My approach for developing Applications using the Model-View-Presenter architecture and an Agile Use Case approach:

  1. Write Unit Test for the Presenter/Use Case
  2. Write the Presenter
  3. Write Unit Test for the Model/Use Case
  4. Write the model
  5. Write the GUI - this is where you have the fun :slight_smile:

You’ve done the hard work. You have implemented the required functionality based on a Use Case/User Story, now make it look pretty.

Another useful link, a list of GUI Prototyping tools:
a href="http://c2.com/cgi/wiki?GuiPrototypingTools"http://c2.com/cgi/wiki?GuiPrototypingTools/a

I wish I had time to read all the comments, so if someone already mentioned this, then I second it.

Obviously, the business goals and the user goals (not always the same thing) should drive everything and be documented in requirements, use cases, stories or whatever. Its often helpful to have wire-frame sketches of the UI so users and BA’s can visualize how they’d work with the program.

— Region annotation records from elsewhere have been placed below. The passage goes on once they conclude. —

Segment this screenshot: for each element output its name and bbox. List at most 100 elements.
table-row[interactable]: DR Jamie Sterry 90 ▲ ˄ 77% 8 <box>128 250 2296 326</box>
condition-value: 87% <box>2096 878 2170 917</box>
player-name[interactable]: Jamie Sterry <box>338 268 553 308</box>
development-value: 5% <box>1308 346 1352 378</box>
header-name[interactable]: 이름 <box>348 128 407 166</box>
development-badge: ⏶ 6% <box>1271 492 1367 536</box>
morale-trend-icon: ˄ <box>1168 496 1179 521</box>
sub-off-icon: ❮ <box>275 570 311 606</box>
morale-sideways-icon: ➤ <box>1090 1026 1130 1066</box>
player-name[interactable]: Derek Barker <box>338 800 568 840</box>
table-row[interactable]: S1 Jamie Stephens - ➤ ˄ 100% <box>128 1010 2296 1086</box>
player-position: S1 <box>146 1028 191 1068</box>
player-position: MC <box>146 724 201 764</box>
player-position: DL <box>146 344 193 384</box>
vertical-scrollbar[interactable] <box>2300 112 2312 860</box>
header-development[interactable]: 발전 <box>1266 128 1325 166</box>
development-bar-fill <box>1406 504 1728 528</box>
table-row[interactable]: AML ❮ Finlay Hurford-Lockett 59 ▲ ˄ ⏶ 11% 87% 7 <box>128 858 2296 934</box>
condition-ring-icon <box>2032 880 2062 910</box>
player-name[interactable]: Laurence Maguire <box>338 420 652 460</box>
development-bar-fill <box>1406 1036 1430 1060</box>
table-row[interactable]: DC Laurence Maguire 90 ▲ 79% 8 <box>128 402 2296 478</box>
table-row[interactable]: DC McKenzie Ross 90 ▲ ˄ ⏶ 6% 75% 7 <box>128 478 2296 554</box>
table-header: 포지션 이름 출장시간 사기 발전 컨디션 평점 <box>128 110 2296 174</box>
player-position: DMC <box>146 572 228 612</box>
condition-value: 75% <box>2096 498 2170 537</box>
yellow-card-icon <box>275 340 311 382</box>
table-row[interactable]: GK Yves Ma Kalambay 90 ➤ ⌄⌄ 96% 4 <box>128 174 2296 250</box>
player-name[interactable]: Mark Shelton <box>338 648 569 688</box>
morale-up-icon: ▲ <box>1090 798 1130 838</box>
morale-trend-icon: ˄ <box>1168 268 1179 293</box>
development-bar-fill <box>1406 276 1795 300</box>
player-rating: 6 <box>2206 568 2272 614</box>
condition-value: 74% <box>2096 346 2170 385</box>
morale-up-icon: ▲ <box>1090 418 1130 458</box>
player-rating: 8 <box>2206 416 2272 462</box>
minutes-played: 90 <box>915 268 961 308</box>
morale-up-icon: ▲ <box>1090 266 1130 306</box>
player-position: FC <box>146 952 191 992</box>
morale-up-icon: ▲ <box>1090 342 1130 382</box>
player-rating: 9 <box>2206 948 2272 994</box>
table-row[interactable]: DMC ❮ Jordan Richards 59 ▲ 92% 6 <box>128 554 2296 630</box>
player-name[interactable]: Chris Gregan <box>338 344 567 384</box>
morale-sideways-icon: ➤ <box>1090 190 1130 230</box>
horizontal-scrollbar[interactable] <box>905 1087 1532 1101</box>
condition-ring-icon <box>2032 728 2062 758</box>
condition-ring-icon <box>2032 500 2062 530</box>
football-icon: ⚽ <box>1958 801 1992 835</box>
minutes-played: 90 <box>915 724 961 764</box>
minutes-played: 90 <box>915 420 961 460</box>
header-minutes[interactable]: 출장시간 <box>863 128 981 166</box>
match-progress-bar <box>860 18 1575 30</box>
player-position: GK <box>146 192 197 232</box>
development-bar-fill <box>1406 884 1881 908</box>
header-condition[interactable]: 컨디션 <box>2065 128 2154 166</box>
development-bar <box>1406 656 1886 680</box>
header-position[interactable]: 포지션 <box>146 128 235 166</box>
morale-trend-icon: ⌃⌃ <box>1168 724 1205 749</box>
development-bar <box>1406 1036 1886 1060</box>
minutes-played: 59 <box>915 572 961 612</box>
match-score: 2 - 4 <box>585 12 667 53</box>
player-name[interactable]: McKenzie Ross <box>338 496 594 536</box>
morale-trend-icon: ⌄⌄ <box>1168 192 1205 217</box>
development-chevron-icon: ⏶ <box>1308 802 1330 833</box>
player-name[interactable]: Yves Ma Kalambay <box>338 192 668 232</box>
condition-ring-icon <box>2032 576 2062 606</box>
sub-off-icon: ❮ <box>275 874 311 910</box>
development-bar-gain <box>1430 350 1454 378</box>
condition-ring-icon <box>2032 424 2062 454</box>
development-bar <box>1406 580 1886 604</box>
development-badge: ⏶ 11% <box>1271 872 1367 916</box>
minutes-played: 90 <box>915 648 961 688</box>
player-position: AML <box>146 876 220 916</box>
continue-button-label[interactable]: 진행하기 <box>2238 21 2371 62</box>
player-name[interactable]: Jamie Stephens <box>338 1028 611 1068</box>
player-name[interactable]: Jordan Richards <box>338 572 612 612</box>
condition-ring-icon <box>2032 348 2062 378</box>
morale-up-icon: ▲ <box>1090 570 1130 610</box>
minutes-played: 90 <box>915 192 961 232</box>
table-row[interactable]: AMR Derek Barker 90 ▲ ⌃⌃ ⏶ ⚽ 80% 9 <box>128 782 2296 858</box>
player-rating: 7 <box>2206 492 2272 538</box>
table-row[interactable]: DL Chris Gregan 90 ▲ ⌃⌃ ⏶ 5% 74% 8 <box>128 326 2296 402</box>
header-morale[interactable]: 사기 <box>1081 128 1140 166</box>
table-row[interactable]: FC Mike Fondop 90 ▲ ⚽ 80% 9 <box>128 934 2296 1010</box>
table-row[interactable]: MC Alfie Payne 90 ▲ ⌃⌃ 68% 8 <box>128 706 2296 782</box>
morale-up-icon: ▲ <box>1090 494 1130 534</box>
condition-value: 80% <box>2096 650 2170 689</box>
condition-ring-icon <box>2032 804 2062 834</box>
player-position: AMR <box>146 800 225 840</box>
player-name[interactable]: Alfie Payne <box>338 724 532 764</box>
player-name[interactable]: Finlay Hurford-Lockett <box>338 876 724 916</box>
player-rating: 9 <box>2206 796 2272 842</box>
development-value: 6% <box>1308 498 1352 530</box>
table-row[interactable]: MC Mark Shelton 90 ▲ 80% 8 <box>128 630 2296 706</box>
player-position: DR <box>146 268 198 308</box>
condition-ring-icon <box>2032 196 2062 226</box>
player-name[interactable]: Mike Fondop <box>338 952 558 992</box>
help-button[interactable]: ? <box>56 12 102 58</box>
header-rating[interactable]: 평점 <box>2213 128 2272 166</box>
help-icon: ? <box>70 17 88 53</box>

During the Design phase, the UI can be refined more with a tool like Visio or PowerPoint.

Then at the beginning of Development, the UI is finally realized, but with absoluate minimal functionality. The users can then get their hand (and mouse keyboard) on these dumb UIs and give the developers more feedback.

We always have to keep in mind that people typically think inside their little box. When we enlarge their box slightly, they are apt to enlarge their thinking. I think that was Software Development Principle #201 (201_Principles_of_Software_Development by Alan M. Davis http://www.amazon.com/Principles-Software-Development-Alan-Davis/dp/0070158401).

I also wanted to provide a link to a resource that I found very useful. “Visio - the interaction designer’s nail gun” (http://www.guuui.com/issues/02_07.php). This site provides Visio templates that can be used for low-fidelity prototypes for web and windows apps.

On the PowerPoint vs Photoshop comment…you can use Photoshop, but the users are going to focus on things like rounded buttons, shadings of controls, texture. The advantage of low-fi prototyping is that they know its a rough sketch, so they won’t focus on fluff. Photoshop can come later, like when Marketing gets it.

Like Keithius, I typically start with a whiteboard. Without that, I’d use a piece of paper and a pencil with a good eraser. Never thought of using post-it notes before.

That’s really just the first step though. At some point you need to move on to a GUI builder for your widget set. The reason for this is that at some point you are going to discover that a UI element you were planning on using isn’t really well supported for what you had hoped to do with it. When that happens, unless you can find a drop-in replacement, everything’s going to have to be rearranged anyway.

You wouldn’t use a file system for version control, you wouldn’t use a text editor instead of an IDE, you wouldn’t use a flat file instead of a database, SO WHY ARE YOU USING PAPER FOR UI DESIGN?